SoftBank Group shares took a sharp hit on Thursday, tumbling more than 10% as investors pulled back from high-flying technology stocks. The decline followed a wave of profit-taking that swept through major global markets, hitting Japan’s Nikkei index particularly hard after it reached record highs just a day earlier. Market sentiment soured rapidly after chipmaker Broadcom reported disappointing quarterly revenue guidance, sparking fears that the massive wave of artificial intelligence investment might finally be cooling down.
The slump in SoftBank’s stock, which saw the price dip to 7,434 yen, marked a significant reversal for the Japanese investment giant. For the past two months, SoftBank had experienced an incredible rally, with its share price more than doubling. This surge was fueled by massive enthusiasm for artificial intelligence, bolstered by CEO Masayoshi Son’s ambitious vision. Just earlier this week, the company grabbed headlines by announcing a $52 billion data center project in France, a move that briefly pushed investor confidence to new heights.
However, the tide turned quickly as investors began to weigh the risks of high-growth tech valuations. Market analysts noted that the sudden decline was not just about Broadcom’s earnings report; it also reflected rising anxiety over the competitive landscape for artificial intelligence. With key players like OpenAI, a major SoftBank investment, potentially nearing an initial public offering, competitors are also accelerating their own plans to go public. Reports suggest that SpaceX and Anthropic are moving quickly toward market debuts, potentially creating easier access to capital for rivals in the AI infrastructure space.
Despite the 10% drop, SoftBank’s leadership remains firm in its long-term strategy. Masayoshi Son recently told investors that he views the current artificial intelligence revolution as being 50 times larger than the dot-com boom of the 2000s. While he acknowledged that the market might face some corrections along the way, he insisted that such dips are merely the best investment opportunities. He drew parallels to the 1929 stock market crash, noting that even when sectors face a collapse, the best assets often go on to deliver gains for the next 100 years.
The broader tech sector felt the pain as well. Across Asia, companies like LG Electronics, Ibiden, and Wistron saw double-digit percentage drops during the trading session. Even industry stalwarts like Samsung and SK Hynix struggled, with their shares declining between 2% and 4%. This synchronized retreat across regional exchanges highlights how interconnected global tech valuations have become, making them highly sensitive to any sign of slowing growth or earnings misses from companies like Broadcom.
Adding to the market’s uncertainty, geopolitical tensions involving the U.S. and Iran have also dampened risk appetite. While oil prices showed some signs of stabilizing as reports of a potential ceasefire surfaced, investors remain cautious. The shift in mood suggests a more selective approach to the tech sector, where traders are moving away from speculative growth toward companies with more immediate, proven revenue streams. As of Thursday, SoftBank’s market capitalization remains a massive $298.62 billion, but the recent volatility serves as a stark reminder of how quickly the market’s darling can fall when sentiment shifts.

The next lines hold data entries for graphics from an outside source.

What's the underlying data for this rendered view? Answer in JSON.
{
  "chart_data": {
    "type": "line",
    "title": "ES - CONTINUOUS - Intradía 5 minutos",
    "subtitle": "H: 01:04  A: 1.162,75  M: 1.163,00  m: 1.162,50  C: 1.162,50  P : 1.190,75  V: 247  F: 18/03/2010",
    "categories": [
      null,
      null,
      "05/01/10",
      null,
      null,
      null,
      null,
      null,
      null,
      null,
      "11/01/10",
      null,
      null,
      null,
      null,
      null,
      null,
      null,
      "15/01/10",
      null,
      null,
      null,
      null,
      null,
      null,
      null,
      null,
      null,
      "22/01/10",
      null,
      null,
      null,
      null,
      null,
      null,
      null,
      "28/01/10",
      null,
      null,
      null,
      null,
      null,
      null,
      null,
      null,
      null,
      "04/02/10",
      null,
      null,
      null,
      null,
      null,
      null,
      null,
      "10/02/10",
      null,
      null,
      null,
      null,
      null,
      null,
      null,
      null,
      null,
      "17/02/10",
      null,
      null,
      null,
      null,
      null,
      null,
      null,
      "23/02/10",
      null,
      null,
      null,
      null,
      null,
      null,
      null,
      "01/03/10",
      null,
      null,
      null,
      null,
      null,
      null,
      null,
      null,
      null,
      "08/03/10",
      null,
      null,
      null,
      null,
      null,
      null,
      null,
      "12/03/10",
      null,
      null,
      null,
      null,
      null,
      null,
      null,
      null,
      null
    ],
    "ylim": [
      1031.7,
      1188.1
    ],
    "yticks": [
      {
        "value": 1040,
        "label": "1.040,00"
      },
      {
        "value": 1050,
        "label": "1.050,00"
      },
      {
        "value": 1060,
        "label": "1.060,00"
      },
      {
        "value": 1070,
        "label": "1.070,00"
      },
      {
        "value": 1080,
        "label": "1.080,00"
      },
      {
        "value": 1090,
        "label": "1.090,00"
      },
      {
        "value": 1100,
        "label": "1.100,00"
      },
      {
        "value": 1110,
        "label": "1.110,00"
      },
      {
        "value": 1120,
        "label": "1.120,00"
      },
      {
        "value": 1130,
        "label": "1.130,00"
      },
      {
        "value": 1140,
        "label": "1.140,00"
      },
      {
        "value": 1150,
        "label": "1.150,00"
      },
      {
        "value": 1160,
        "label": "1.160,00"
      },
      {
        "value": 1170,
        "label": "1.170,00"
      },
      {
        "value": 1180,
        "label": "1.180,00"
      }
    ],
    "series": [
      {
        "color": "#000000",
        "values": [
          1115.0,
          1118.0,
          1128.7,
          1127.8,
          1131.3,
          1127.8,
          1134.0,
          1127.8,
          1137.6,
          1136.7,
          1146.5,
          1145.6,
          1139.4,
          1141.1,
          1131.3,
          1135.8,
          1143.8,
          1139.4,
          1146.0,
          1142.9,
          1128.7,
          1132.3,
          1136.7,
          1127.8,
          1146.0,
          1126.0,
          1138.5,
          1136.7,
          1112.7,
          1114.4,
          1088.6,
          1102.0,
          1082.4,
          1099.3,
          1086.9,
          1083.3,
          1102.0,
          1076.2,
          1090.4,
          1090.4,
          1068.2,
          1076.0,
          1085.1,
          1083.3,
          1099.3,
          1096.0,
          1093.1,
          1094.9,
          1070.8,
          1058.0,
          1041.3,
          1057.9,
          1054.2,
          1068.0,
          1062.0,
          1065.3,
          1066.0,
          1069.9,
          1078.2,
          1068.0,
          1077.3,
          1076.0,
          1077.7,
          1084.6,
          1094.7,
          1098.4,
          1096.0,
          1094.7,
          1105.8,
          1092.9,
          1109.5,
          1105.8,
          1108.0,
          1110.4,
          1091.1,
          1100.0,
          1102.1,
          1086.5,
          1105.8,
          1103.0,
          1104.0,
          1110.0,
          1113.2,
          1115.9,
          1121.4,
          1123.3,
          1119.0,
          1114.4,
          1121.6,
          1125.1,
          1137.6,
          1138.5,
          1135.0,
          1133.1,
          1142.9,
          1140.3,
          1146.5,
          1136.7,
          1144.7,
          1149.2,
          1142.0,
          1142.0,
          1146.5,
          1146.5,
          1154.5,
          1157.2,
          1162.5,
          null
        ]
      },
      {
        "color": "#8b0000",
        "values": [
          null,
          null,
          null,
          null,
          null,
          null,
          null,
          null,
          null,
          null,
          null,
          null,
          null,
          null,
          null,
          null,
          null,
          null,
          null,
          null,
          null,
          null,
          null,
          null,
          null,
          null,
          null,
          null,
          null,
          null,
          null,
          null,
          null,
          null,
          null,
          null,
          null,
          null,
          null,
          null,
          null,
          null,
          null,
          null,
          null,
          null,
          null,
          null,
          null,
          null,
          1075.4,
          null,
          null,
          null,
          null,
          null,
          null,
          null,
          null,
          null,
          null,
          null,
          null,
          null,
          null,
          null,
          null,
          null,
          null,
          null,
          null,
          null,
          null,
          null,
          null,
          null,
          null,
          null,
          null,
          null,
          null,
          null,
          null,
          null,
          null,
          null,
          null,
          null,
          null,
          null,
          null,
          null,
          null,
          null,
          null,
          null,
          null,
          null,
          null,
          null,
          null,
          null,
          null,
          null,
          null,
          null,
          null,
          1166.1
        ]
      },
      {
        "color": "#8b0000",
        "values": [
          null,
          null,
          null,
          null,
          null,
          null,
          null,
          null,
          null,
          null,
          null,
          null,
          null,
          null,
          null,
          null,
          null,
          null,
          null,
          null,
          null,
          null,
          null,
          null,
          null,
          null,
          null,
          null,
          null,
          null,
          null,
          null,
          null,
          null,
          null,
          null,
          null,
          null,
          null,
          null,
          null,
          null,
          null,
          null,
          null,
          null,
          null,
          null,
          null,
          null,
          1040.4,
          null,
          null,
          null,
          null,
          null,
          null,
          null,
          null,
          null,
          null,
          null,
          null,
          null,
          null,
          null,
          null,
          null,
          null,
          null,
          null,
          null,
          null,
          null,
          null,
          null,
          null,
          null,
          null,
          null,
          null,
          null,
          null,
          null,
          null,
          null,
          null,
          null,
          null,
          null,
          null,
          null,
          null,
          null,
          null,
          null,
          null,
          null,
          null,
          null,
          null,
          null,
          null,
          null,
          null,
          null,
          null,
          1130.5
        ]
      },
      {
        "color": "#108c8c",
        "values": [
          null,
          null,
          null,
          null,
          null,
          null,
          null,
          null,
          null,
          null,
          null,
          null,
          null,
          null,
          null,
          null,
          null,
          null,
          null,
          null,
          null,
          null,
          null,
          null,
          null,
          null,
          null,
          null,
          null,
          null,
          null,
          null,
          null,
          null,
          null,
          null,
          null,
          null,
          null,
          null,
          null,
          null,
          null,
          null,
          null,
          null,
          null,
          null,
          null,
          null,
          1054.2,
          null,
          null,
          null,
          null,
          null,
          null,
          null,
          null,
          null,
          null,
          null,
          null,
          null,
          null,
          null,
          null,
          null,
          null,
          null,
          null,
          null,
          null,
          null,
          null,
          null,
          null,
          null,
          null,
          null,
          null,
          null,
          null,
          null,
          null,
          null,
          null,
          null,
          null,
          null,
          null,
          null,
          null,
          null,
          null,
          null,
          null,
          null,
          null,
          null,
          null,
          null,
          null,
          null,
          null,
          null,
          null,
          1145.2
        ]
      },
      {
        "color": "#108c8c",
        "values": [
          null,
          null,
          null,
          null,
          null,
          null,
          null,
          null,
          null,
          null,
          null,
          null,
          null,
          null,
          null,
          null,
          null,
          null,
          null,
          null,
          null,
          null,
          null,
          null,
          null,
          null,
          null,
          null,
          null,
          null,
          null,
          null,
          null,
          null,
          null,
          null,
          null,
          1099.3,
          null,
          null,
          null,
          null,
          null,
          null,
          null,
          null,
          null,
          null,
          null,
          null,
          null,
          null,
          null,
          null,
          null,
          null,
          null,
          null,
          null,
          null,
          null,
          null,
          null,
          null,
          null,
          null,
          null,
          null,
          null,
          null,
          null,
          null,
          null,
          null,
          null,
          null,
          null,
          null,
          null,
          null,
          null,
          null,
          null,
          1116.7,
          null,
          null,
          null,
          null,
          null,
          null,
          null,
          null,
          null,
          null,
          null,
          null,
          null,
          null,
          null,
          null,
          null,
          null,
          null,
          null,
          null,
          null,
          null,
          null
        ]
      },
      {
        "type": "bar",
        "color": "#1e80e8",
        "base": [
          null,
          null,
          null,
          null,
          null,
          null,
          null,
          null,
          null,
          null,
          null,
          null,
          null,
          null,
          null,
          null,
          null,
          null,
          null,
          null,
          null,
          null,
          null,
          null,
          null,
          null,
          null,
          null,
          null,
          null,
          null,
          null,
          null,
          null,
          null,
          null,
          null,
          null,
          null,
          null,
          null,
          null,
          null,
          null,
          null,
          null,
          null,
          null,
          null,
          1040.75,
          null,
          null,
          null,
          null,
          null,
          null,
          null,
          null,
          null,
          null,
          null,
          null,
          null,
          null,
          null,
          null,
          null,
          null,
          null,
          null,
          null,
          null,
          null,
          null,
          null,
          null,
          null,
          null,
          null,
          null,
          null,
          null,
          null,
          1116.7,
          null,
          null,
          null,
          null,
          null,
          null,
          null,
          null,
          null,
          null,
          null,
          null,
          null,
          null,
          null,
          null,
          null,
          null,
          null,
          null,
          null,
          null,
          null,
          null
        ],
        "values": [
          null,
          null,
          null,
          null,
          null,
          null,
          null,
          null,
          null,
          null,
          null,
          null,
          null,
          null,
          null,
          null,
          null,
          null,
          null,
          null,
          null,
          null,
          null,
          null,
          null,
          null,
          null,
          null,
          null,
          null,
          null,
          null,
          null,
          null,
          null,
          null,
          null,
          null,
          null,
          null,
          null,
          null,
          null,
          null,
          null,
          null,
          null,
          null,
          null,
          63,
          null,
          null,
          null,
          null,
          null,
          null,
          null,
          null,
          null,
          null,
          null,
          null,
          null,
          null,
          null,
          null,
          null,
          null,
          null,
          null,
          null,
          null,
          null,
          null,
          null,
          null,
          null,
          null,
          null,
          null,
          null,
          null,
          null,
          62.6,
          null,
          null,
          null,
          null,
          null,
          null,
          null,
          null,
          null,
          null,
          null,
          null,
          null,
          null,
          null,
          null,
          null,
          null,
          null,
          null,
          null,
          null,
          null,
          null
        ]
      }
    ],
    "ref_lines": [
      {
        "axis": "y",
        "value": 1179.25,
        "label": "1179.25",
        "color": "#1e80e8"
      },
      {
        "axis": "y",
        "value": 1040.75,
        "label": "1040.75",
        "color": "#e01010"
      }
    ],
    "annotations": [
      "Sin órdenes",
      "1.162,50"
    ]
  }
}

Looking ahead, the market will likely continue to react to every signal regarding the health of the AI infrastructure build-out. Whether this 10% dip marks a temporary cooling or the beginning of a larger correction remains the central question for traders. For now, SoftBank continues to hold one of the most significant stakes in the AI race, positioning its portfolio across semiconductor design, data centers, and advanced software, betting that the long-term potential far outweighs the current, choppy market environment.